Definitely a good time. We have our work cut out for us. And you have to have a tough skin. We all know what’s expected of us and most of us have a culinary background anyway, we’re all pretty much self-starters. The whole kitchen is filled with experienced chefs. We all argue and curse each other out sometimes, but at the end of the day we all love each other and it’s a family.

Is he as mean as people say?

Sometimes, but we all know it comes from a good place. No one wants a white bread chef. We love working for John Tesar…It’s cool to see someone following his own dream. He hasn’t let anything stop him.
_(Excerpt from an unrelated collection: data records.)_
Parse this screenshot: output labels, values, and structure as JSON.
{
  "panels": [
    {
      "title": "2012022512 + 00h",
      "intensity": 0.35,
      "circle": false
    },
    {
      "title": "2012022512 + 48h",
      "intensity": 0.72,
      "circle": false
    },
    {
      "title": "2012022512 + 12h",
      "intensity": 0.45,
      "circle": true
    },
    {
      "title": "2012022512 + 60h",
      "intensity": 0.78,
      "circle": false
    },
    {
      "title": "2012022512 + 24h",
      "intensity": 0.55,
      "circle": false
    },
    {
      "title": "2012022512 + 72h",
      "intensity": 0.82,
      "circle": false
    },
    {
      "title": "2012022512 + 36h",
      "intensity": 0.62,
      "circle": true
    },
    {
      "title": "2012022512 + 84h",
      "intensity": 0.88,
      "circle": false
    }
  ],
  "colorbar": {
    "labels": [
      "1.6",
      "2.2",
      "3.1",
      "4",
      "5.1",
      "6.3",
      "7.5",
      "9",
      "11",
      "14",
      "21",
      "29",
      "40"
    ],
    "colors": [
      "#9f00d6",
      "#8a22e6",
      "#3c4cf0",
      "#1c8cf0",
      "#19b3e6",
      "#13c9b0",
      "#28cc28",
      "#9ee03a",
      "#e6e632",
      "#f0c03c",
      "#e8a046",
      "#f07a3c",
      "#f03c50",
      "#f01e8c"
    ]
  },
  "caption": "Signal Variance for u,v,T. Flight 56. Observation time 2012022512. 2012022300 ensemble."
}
It’s good and people are coming, so why not?

Tesar brings out flank steak, ribeye and filet mignon along with a host of sides and a very cool dessert, a sort of strawberry mousse courtesy of his pastry chef, Eric Cobb. There isn’t a single thing on the menu—from 44 Farm Beef Tartare to Bacon Tasting of Five Varieties—that isn’t cool. Everything is prepared and presented the best possible way after a lifetime of trial runs in the kitchen, seasoned with nothing more than salt and freshly ground pepper. It follows that even in a crowd of haters, no one can claim John Tesar can’t cook (at least, out loud, where he can hear them). His reputation doesn’t outwardly faze him. “When I wasn’t famous I was an asshole because I was tired of fighting to get to be a celebrity,” he explains. “Now that I’m basically a C/D list celebrity in the culinary world, I don’t care anymore. And I think as you get older and more successful you should just become more humble and giving instead of more celebrated and an asshole. This day and age you have to keep inventing yourself or you’ll get left behind. But that’s the great challenge of maturation and growing older.

“I’m proud of what I’ve done,” he goes on. “To anyone who’s ever called me a derogatory name or called me an asshole or something like that—I just laugh it off. This is American culture. If you fail, people stone you. Then you hit a certain level of success and people try to adulate you or kind of emulate you. Then there’s another layer where they want to stone you again. They build you up, and then want to tear you down and question if you’re real or hyped. I’ve always proved I’m above the hype. I’m not all talk and no action. I try to get better every day and bring things to Dallas that aren’t here.”

One of the sections in his new book opens “mistakes happen quickly; comebacks take a long time.” He’s certainly proven that. The John Tesar of today has mellowed out. He’s surrounded by a staff that genuinely seems to enjoy working for him and despite restaurant closures, disastrous falling outs and enraged appearances on Top Chef, he has climbed to the peak of his celebrity status in his 50’s and been crowned a controversial king of steak in the steak capital of the world. I suspect that John Tesar has what he’s been chasing and might be ready to call it a win. That’s not to say that he’s throwing in the apron; cooking is in his blood. I certainly hope he keeps at it. But for what it’s worth, his creed for success these days is, “You stay with it and you have integrity and talent, and you round off your sharper edges.” Surrounded by plates of unbelievably delicious steaks and discussing the future, it would seem he’s doing just that.

So is John Tesar really a genius but a hothead whose cayenne-pepper fury can boil water from ten feet away? Yes. And he may still have one or two of those sharp edges. But perhaps he’s also standing on the verge of a quieter life that offers some distance from the kitchen and the accompanying fire.